O abusado porque se sente pressionado, o abusador porque não é amado. Pode ser temido ou tolerado mas jamais amado.
Concluindo

Primeiramente é importante que você aprenda a identificar as várias situações de abuso que estão ocorrendo ao seu redor, ou pior ainda, em que você participa como abusado ou abusador. O primeiro passo para a solução desses problemas é identificar, aceitar sua existência. Por mais que eu tenha dado alguns exemplos, saiba que as situações de abuso são tão diversas e complexas que é preciso ficar atento e analisar em sua vida se em algum momento você se sente privada em sua liberdade de:
- Ser mulher;
- De fazer/não fazer sexo;
- De trabalhar;
- De encontrar amigos;
- De cuidar dos filhos;
- De ir e vir;
- E diversos outras liberdades.
E em relação aos seus filhos, é preciso que você verifique sempre se os estão privando de:
- Viver cada fase da vida com alegria;
- De ser aquilo que são;
- De namorar e conhecer outras pessoas;
- De estar com os amigos;
- De fazer as próprias escolhas por mais básicas que sejam;
- Para as crianças, de brincar com liberdade;
- De conhecer o próprio corpo;
- Etc, etc, etc.
Portanto, se você está vivendo qualquer situação que lhe cause sofrimento observe quem o provoca e saiba que você pode decidir por fim a este sofrimento porque “nem toda forma de amor vale a pena”. Se você está causando dor a alguém, perceba que por trás de sua atitude existe um prazer não revelado que no futuro cobrará o seu preço em dor. Liberte-se e liberte quem quer que seja que esteja provocando ou recebendo sua infelicidade.
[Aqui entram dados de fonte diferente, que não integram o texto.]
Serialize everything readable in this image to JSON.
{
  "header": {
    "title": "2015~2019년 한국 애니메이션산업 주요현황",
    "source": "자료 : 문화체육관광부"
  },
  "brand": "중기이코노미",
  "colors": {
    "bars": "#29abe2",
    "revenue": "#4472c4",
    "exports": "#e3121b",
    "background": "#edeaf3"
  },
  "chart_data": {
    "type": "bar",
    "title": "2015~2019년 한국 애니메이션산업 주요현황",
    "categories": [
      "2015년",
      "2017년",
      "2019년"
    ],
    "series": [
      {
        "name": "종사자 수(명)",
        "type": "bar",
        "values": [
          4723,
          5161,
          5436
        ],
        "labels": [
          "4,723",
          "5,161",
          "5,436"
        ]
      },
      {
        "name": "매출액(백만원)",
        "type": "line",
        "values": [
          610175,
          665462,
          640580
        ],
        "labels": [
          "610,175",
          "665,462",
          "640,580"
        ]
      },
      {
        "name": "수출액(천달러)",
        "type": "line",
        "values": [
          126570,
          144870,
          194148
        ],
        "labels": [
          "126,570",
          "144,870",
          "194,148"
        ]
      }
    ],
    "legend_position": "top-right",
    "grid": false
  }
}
Amar é, em primeiro lugar, querer o bem do outro. Se for um amor em relação a nossos filhos, muitas vezes o bem deles fala mais alto até mesmo do que o nosso próprio.
Para esse amor se manifestar, precisamos dar-lhes a liberdade de que tanto necessitam. Se o que está oferecendo ou recebendo causa dor a você ou ao outro, então não é amor.